Fix #5844
closedosd: snaptrimmer should throttle itself
0%
Description
Cuttlefish still has some problems when operating with large snapshots on cluster with large amount of objects (~100G of commited data for image, almost two million objects), May be it`s possible to do some throttling to make those operations more smooth. The symptoms are almost the same as for peering - reads are completely blocked for a short amount of time.
Files
Updated by Samuel Just over 10 years ago
(09:50:05 AM) sjust: xdeller: you mean snapshot trimming?
(09:50:58 AM) xdeller: if i may call it so, it`s about #5844
(09:51:45 AM) sjust: xdeller: creating a snapshot causes a hang?
(09:51:50 AM) xdeller: 0.61.7 improved situation quite well when mons was upgraded
(09:51:57 AM) xdeller: both creation and deletion
(09:52:18 AM) sjust: can you describe the sequence of operations
(09:52:19 AM) sjust: ?
(09:52:21 AM) xdeller: it`s not a hang, just a temporary increase in reads latency
(09:54:36 AM) xdeller: create a bunch of vms, say ten with read non-cacheable I/O per osd then create a large image, commit a lot of data to it continuously and do some snapshots
(09:54:37 AM) sjust: xdeller: if it's just a brief increase in read latency, that might be map propogation
(09:54:50 AM) xdeller: it seems so
(09:55:04 AM) xdeller: just because of new osdmap
(09:55:33 AM) sjust: ah... I assumed the problem was the background snapshot removal on the osds causing IO
(09:55:33 AM) xdeller: it may took a lot of seconds before latest mon improvements
(09:55:50 AM) sjust: if it's the map propagation, throttling isn't relevant
(09:56:16 AM) sjust: the problem is that the clients at that point might have a newer OSDMap than the osds and have to wait for the osds to catch up
(09:57:09 AM) The_Cog: alfredodeza: Yes.
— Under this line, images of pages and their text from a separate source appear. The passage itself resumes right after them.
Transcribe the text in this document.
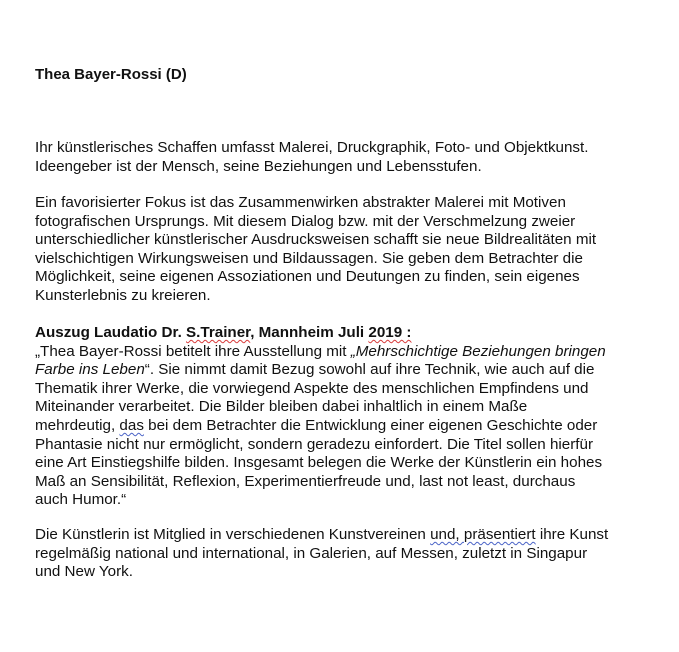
Thea Bayer-Rossi (D)
Ihr künstlerisches Schaffen umfasst Malerei, Druckgraphik, Foto- und Objektkunst.
Ideengeber ist der Mensch, seine Beziehungen und Lebensstufen.
Ein favorisierter Fokus ist das Zusammenwirken abstrakter Malerei mit Motiven
fotografischen Ursprungs. Mit diesem Dialog bzw. mit der Verschmelzung zweier
unterschiedlicher künstlerischer Ausdrucksweisen schafft sie neue Bildrealitäten mit
vielschichtigen Wirkungsweisen und Bildaussagen. Sie geben dem Betrachter die
Möglichkeit, seine eigenen Assoziationen und Deutungen zu finden, sein eigenes
Kunsterlebnis zu kreieren.
Auszug Laudatio Dr. S.Trainer, Mannheim Juli 2019 :
„Thea Bayer-Rossi betitelt ihre Ausstellung mit „Mehrschichtige Beziehungen bringen
Farbe ins Leben“. Sie nimmt damit Bezug sowohl auf ihre Technik, wie auch auf die
Thematik ihrer Werke, die vorwiegend Aspekte des menschlichen Empfindens und
Miteinander verarbeitet. Die Bilder bleiben dabei inhaltlich in einem Maße
mehrdeutig, das bei dem Betrachter die Entwicklung einer eigenen Geschichte oder
Phantasie nicht nur ermöglicht, sondern geradezu einfordert. Die Titel sollen hierfür
eine Art Einstiegshilfe bilden. Insgesamt belegen die Werke der Künstlerin ein hohes
Maß an Sensibilität, Reflexion, Experimentierfreude und, last not least, durchaus
auch Humor.“
Die Künstlerin ist Mitglied in verschiedenen Kunstvereinen und, präsentiert ihre Kunst
regelmäßig national und international, in Galerien, auf Messen, zuletzt in Singapur
und New York.
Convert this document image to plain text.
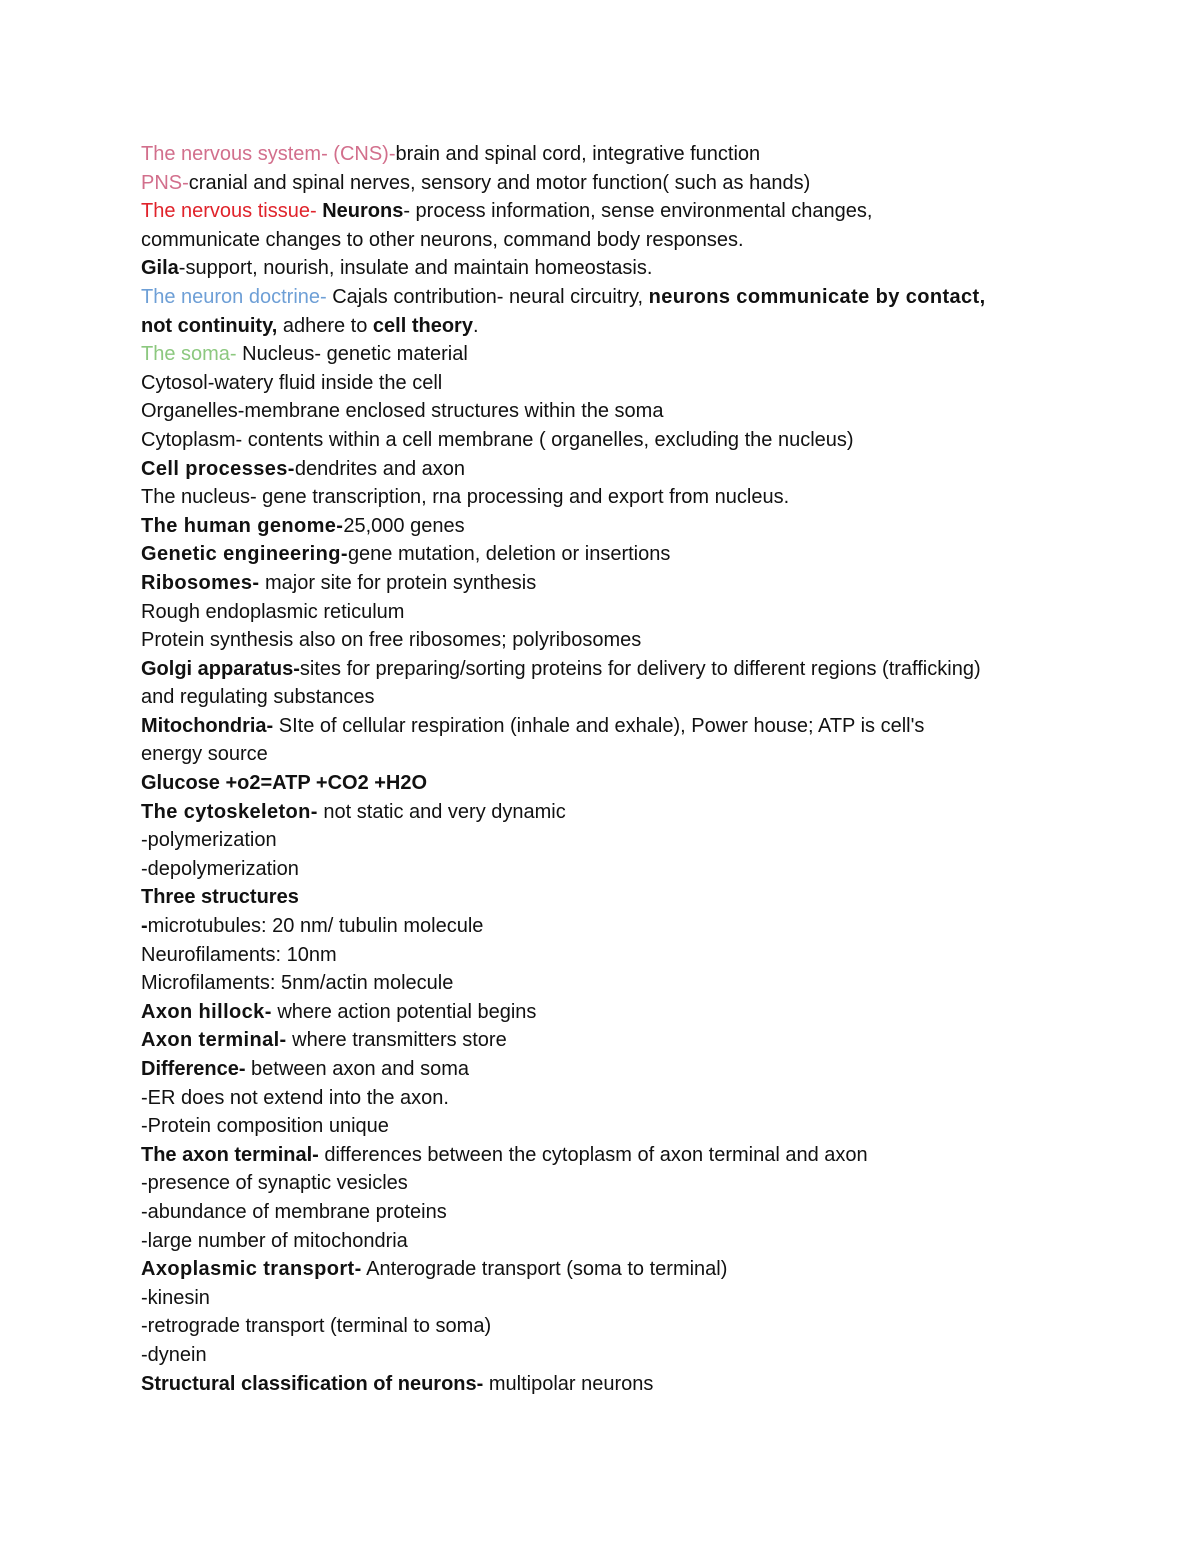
The nervous system- (CNS)-brain and spinal cord, integrative function
PNS-cranial and spinal nerves, sensory and motor function( such as hands)
The nervous tissue- Neurons- process information, sense environmental changes,
communicate changes to other neurons, command body responses.
Gila-support, nourish, insulate and maintain homeostasis.
The neuron doctrine- Cajals contribution- neural circuitry, neurons communicate by contact,
not continuity, adhere to cell theory.
The soma- Nucleus- genetic material
Cytosol-watery fluid inside the cell
Organelles-membrane enclosed structures within the soma
Cytoplasm- contents within a cell membrane ( organelles, excluding the nucleus)
Cell processes-dendrites and axon
The nucleus- gene transcription, rna processing and export from nucleus.
The human genome-25,000 genes
Genetic engineering-gene mutation, deletion or insertions
Ribosomes- major site for protein synthesis
Rough endoplasmic reticulum
Protein synthesis also on free ribosomes; polyribosomes
Golgi apparatus-sites for preparing/sorting proteins for delivery to different regions (trafficking)
and regulating substances
Mitochondria- SIte of cellular respiration (inhale and exhale), Power house; ATP is cell's
energy source
Glucose +o2=ATP +CO2 +H2O
The cytoskeleton- not static and very dynamic
-polymerization
-depolymerization
Three structures
-microtubules: 20 nm/ tubulin molecule
Neurofilaments: 10nm
Microfilaments: 5nm/actin molecule
Axon hillock- where action potential begins
Axon terminal- where transmitters store
Difference- between axon and soma
-ER does not extend into the axon.
-Protein composition unique
The axon terminal- differences between the cytoplasm of axon terminal and axon
-presence of synaptic vesicles
-abundance of membrane proteins
-large number of mitochondria
Axoplasmic transport- Anterograde transport (soma to terminal)
-kinesin
-retrograde transport (terminal to soma)
-dynein
Structural classification of neurons- multipolar neurons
The CEPH docs don't refer to any particular one. I found python-cloudfiles on github but also read that cloudfiles had a proprietary API so don't know if that's suitable.
(09:57:12 AM) xdeller: I/O seems not to be a problem. as seen in per-disk stats
(09:57:41 AM) sjust: xdeller: right, the only way to fix that would be to increase OSDMap propogation speed
Updated by Andrey Korolyov over 10 years ago
- File monleader.snap.rm.log.gz monleader.snap.rm.log.gz added
Updated by Igor Lukyanov over 10 years ago
We've scrutinized influence of snapshotting on disk IO and got some curious results. From our point of view, snapshot ops affect IO in two different ways:
1. The short (and the nastiest) effect is that just after snapshot deletion IO being stalled for a period from ?1s to 15s. Exact duration is quite random. Occasionally it may get up to 10-15 seconds. You may see these stalls on the graph http://imgur.com/wClp2tU (marked with purple dashes). Both reads and writes are involved. We suppose these stalls caused by issuing of new osd map that accompanies every snapshot op (?). To be exact, 0.61.7 made this issue much less annoying, but it’s still the case.
2. The long-lasting effect of snapshot deletion is growing of average read latency from 1-10ms to 40-80ms for a time period of tens of seconds. You may see such IO ‘shelves' on graph http://imgur.com/wClp2tU. Though avg timings get higher, the top bound does not seem to grow. So this issue does not seem to have a great impact on client IO.
Updated by Igor Lukyanov over 10 years ago
(09:57:41 AM) sjust: xdeller: right, the only way to fix that would be to increase OSDMap propogation speed
Regarding this note:
Samuel, from your point of view, what subsystem (monitors/osds) should likely be optimized to increase osdmap propogation speed?
And is it really possible to achieve any visible improvement of it? We want to profile osdmap propagation and want to ask if such profiling might make any sense or probably would be useless. Thank you.
Updated by Sage Weil over 10 years ago
- Tracker changed from Bug to Fix
- Subject changed from Cluster suffering at snapshot creation/deletion to osd: snaptrimmer should throttle itself
Updated by David Zafman about 10 years ago
- Priority changed from High to Urgent
This has been seen starving client I/O.